The S-300 (NATO reporting name SA-10 Grumble) is a series of Russian long range surface-to-air missile systems produced by NPO Almaz, based on the initial S-300P version. The S-300 system was developed to defend against aircraft and cruise missiles for the Soviet Air Defence Forces. Subsequent variations were developed to intercept ballistic missiles.
The S-300 system was first deployed by the Soviet Union in 1979, designed for the air defence of large industrial and administrative facilities, military bases, and control of airspace against enemy strike aircraft. The system is fully automated, though manual observation and operation are also possible.
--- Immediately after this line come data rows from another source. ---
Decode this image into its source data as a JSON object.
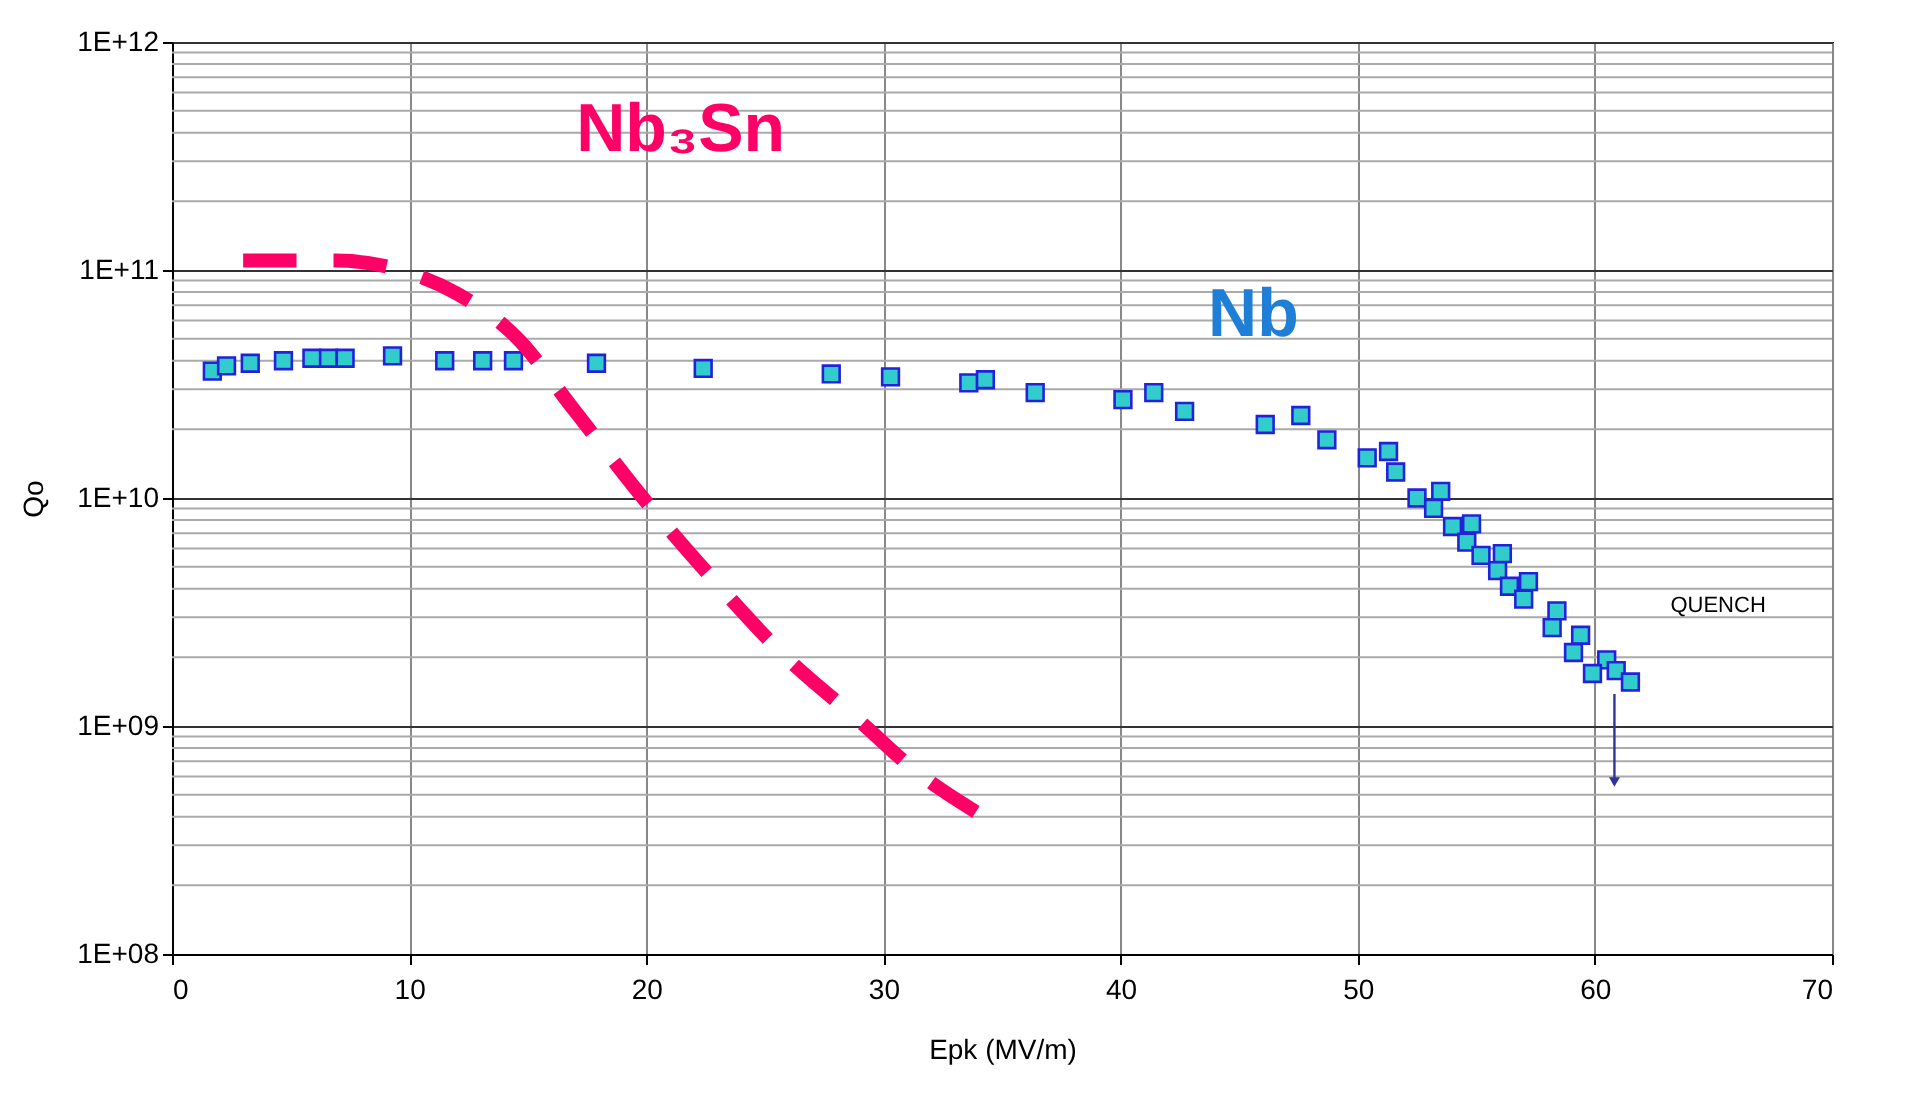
{
  "chart_data": {
    "type": "scatter",
    "xlabel": "Epk (MV/m)",
    "ylabel": "Qo",
    "xlim": [
      0,
      70
    ],
    "xticks": [
      0,
      10,
      20,
      30,
      40,
      50,
      60,
      70
    ],
    "ylim": [
      100000000.0,
      1000000000000.0
    ],
    "yticks": [
      {
        "value": 100000000.0,
        "label": "1E+08"
      },
      {
        "value": 1000000000.0,
        "label": "1E+09"
      },
      {
        "value": 10000000000.0,
        "label": "1E+10"
      },
      {
        "value": 100000000000.0,
        "label": "1E+11"
      },
      {
        "value": 1000000000000.0,
        "label": "1E+12"
      }
    ],
    "log": "y",
    "grid": true,
    "legend": false,
    "series": [
      {
        "name": "Nb",
        "marker": "square",
        "color": "#33cccc",
        "x": [
          1.7,
          2.3,
          3.3,
          4.7,
          5.9,
          6.6,
          7.3,
          9.3,
          11.5,
          13.1,
          14.4,
          17.9,
          22.4,
          27.8,
          30.3,
          33.6,
          34.3,
          36.4,
          40.1,
          41.4,
          42.7,
          46.1,
          47.6,
          48.7,
          50.4,
          51.3,
          51.6,
          52.5,
          53.5,
          53.2,
          54.0,
          54.8,
          54.6,
          55.2,
          56.1,
          55.9,
          56.4,
          57.2,
          57.0,
          58.4,
          58.2,
          59.4,
          59.1,
          60.5,
          59.9,
          60.9,
          61.5
        ],
        "values": [
          36000000000.0,
          38000000000.0,
          39000000000.0,
          40000000000.0,
          41000000000.0,
          41000000000.0,
          41000000000.0,
          42000000000.0,
          40000000000.0,
          40000000000.0,
          40000000000.0,
          39000000000.0,
          37000000000.0,
          35000000000.0,
          34000000000.0,
          32000000000.0,
          33000000000.0,
          29000000000.0,
          27000000000.0,
          29000000000.0,
          24000000000.0,
          21000000000.0,
          23000000000.0,
          18000000000.0,
          15000000000.0,
          16000000000.0,
          13000000000.0,
          10000000000.0,
          10700000000.0,
          9000000000.0,
          7500000000.0,
          7700000000.0,
          6400000000.0,
          5600000000.0,
          5700000000.0,
          4800000000.0,
          4100000000.0,
          4300000000.0,
          3600000000.0,
          3200000000.0,
          2700000000.0,
          2500000000.0,
          2100000000.0,
          1950000000.0,
          1700000000.0,
          1750000000.0,
          1560000000.0
        ]
      },
      {
        "name": "Nb₃Sn",
        "type": "line",
        "line_style": "dashed",
        "color": "#ff0066",
        "x": [
          3,
          6.9,
          9.9,
          12,
          14.5,
          17,
          20,
          22.9,
          25.9,
          29,
          31.4,
          33.9
        ],
        "values": [
          110000000000.0,
          110000000000.0,
          98000000000.0,
          79000000000.0,
          51000000000.0,
          24000000000.0,
          9600000000.0,
          4300000000.0,
          2000000000.0,
          1050000000.0,
          630000000.0,
          420000000.0
        ]
      }
    ],
    "annotations": [
      "QUENCH"
    ]
  }
}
The S-300PS/S-300PM (NATO reporting name SA-10D/E) was introduced in 1985 and is the only version thought to have been fitted with a nuclear warhead. This model saw the introduction of the modern TEL and mobile radar and command-post vehicles that were all based on the MAZ-7910 8×8 truck. This model also featured the new 5V55R missiles which increased maximum engagement range to 90 km and introduced a terminal semi-active radar homing (SARH) guidance mode. The surveillance radar of these systems was designated 30N6. Also introduced with this version was the distinction between self-propelled and towed TELs. The towed TEL is designated 5P85T. Mobile TELs were the 5P85S and 5P85D. The 5P85D was a “slave” TEL, being controlled by a 5P85S “master” TEL. The “master” TEL is identifiable thanks to the large equipment container behind the cabin; in the “slave” TEL this area is not enclosed and is used for cable or spare tyre storage.